Трое мужиков вогнали в себя уже приличные дозы водки. Они сами когда-то служили в Германии и на Украине. Они наливают нам водку и не хотят отпускать. Один говорит, что он бывший спецназовец, я долго доказываю ему, что никогда не был в Саратове. Нам много не надо. Мы молоды и не брали в рот спиртного полгода. Нас спасает то, что они начали выпивать давно и валятся спать.

Уже ночь, мы в потёмках пробираемся по спящему поезду. Я успеваю открыть дверь туалета, меня рвёт. Колесу тоже не лучше. Мы теряем друг друга из вида. Бросает уже меньше, и я замечаю на проходной нижней полке не спящую, а улыбающуюся моему виду знакомую девушку из компании старшеклассников. Она прекрасна. Весь приобретённый мною в студенческие годы кураж (которого, по правде сказать, было не так уж и много) готов обрушиться на эту юную Данаю. Я сажусь у её ног и только начинаю что-то воодушевлённо говорить, как (о, ужас!) сверху раздаётся по-старушечьи скрипящий женский голос: "Молодой человек, как вам не стыдно, здесь же дети!"

"Солдат ребёнка не обидит!" – торжественно произносит старлей. Проносившийся за окном свет два раза падает на его искажённое хищной гримасой, болтающееся в проходе лицо.


Чтец

В армию я уходил своенравным драчуном. Но я был городским мальчиком из интеллигентной семьи. Из учебки в полк я возвращаюсь жёстким агрессивным волчонком. И эти качества теперь жизненно необходимы мне. Я готов к самому худшему. Мы разведчики, а о полковой разведроте ходит дурная слава. Нам с младшим сержантом Колесниковым, однако, везёт. За плохое поведение в пути следования, по рекомендации старлея, мы не попадаем в это "элитное" подразделение.

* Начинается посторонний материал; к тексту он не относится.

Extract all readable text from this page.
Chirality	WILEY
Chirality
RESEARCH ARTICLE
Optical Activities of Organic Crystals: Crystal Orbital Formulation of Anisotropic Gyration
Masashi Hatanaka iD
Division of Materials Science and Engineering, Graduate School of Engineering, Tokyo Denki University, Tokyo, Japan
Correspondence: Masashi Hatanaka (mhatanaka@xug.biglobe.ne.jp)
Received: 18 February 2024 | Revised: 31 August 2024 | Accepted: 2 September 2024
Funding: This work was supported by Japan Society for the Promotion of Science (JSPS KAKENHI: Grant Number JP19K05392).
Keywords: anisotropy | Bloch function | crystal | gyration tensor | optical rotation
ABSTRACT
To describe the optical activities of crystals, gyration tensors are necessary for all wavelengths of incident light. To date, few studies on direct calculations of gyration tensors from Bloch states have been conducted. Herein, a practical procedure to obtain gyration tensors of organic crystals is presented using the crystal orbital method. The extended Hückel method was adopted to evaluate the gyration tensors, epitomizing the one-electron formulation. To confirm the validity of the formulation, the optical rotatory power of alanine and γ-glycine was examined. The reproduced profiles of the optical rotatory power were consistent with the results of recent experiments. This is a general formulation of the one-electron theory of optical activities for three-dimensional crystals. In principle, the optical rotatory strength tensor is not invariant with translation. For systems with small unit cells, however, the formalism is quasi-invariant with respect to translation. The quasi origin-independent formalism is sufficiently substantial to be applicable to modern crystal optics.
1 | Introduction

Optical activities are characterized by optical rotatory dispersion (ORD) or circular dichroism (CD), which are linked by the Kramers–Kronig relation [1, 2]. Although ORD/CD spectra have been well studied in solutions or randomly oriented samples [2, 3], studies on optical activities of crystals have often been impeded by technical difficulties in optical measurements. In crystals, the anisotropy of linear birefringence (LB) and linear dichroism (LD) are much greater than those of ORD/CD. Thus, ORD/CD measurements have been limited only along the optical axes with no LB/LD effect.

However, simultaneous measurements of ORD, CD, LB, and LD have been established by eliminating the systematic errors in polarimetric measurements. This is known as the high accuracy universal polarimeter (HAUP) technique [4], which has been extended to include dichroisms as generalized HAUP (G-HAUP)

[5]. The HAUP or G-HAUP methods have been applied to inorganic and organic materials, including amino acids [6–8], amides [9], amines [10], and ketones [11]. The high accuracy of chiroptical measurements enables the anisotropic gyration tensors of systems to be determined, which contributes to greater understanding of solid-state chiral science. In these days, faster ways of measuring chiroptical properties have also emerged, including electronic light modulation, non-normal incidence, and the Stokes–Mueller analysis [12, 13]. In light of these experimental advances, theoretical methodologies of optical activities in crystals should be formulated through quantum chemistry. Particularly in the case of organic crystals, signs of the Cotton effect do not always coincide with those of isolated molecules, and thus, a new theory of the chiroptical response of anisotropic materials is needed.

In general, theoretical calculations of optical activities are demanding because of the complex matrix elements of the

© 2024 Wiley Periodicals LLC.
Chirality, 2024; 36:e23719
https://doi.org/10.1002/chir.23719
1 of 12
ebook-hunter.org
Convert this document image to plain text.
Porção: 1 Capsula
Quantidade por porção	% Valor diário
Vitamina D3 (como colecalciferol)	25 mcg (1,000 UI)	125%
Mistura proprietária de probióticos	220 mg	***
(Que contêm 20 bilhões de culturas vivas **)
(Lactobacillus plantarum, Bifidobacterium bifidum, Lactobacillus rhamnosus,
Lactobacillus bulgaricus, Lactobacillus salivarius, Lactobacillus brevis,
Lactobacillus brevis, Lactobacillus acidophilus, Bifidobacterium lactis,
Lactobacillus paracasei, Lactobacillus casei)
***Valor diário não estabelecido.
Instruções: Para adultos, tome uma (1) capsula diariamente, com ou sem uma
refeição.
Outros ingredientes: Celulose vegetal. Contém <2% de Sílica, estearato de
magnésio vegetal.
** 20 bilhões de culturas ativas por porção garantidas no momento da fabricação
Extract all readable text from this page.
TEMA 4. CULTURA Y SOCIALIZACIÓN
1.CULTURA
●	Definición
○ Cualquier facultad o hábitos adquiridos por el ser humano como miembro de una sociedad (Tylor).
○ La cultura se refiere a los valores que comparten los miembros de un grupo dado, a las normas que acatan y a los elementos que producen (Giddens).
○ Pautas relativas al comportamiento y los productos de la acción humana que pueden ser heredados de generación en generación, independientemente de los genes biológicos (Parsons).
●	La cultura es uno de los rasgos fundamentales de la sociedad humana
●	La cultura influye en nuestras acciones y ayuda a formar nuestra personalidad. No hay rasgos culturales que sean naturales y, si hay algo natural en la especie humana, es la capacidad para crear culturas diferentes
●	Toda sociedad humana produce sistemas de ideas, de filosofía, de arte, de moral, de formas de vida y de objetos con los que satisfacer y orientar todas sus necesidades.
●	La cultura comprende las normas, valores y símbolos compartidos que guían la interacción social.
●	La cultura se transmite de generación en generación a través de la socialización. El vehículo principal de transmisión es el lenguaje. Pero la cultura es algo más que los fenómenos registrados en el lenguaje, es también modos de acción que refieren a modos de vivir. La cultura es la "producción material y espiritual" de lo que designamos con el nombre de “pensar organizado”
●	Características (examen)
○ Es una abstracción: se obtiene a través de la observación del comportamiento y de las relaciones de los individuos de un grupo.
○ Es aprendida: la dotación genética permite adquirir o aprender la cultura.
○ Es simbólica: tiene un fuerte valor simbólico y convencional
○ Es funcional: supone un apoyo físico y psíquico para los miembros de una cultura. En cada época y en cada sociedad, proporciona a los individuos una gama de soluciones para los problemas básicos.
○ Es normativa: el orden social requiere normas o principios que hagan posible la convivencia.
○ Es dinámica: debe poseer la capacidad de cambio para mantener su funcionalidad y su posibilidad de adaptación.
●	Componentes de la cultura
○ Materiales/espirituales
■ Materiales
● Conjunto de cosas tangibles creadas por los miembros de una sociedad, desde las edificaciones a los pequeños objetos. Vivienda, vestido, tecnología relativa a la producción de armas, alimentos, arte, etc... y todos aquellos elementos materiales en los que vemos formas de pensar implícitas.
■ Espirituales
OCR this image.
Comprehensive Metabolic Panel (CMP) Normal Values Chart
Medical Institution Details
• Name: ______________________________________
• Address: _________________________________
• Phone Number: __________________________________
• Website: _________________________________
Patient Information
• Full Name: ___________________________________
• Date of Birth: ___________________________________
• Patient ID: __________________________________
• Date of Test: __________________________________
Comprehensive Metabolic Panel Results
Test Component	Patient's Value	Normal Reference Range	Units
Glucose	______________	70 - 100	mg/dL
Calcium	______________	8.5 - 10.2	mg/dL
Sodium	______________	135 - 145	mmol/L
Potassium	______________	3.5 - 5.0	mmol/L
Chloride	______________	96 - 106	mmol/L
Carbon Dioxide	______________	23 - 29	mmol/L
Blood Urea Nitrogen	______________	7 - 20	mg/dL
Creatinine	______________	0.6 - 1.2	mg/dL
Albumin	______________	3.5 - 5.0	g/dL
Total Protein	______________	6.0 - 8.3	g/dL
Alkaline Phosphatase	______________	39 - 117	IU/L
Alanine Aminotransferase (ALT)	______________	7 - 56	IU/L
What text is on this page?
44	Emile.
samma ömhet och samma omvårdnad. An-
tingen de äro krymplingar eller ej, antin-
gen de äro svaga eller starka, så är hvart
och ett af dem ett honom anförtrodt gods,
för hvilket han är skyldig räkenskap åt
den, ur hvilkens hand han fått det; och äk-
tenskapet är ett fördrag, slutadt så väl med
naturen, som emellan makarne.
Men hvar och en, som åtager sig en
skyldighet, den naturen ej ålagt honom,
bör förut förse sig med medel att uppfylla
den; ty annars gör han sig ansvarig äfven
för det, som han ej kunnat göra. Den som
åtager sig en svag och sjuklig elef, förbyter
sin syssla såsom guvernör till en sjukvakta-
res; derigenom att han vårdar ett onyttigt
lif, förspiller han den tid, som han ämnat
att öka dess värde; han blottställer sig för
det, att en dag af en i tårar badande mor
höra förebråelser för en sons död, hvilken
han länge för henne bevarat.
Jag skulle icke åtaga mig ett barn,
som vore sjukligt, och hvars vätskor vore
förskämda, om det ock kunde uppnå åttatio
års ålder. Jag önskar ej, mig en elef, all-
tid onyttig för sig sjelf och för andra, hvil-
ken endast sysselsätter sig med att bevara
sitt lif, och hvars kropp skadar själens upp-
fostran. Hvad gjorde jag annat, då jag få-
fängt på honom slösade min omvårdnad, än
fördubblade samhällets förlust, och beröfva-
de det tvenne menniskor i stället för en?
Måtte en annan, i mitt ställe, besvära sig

Непрерывной чередой тянутся унылые бесцветные дни. Однообразные ежедневные разводы и работы. Мы разгружаем прибывающие на Вокзал-1 товарняки с мукой, капустой и гравием, работаем на элеваторе, откуда приходим перепачканные мукой, как припудренные туземцы. И хоть сводная группа полка с весны 1999 года находится на выезде в Дагестане, а в сентябре после недолгого передыху полк входит в Чечню, боевая подготовка существует только в расписании на листе ватмана, висящем над тумбочкой дневального.

В те редкие дни, когда автобус – "Кубанец" или "шарап" – не приходит, чтобы отвезти нас на базу или склад, мы сидим на табуретах в расположении, и солдат-дух, из тех доходяг, что военкоматы призывают для количества, читает нам устав внутренней и караульной службы. Он что-то мямлит себе под нос, как пономарь, – невозможно разобрать ни слова, да никто и не пытается. Мы сидим и думаем каждый о своём. Разговаривать нельзя, письма писать нельзя, можно сидеть и думать. Думать запретить трудно.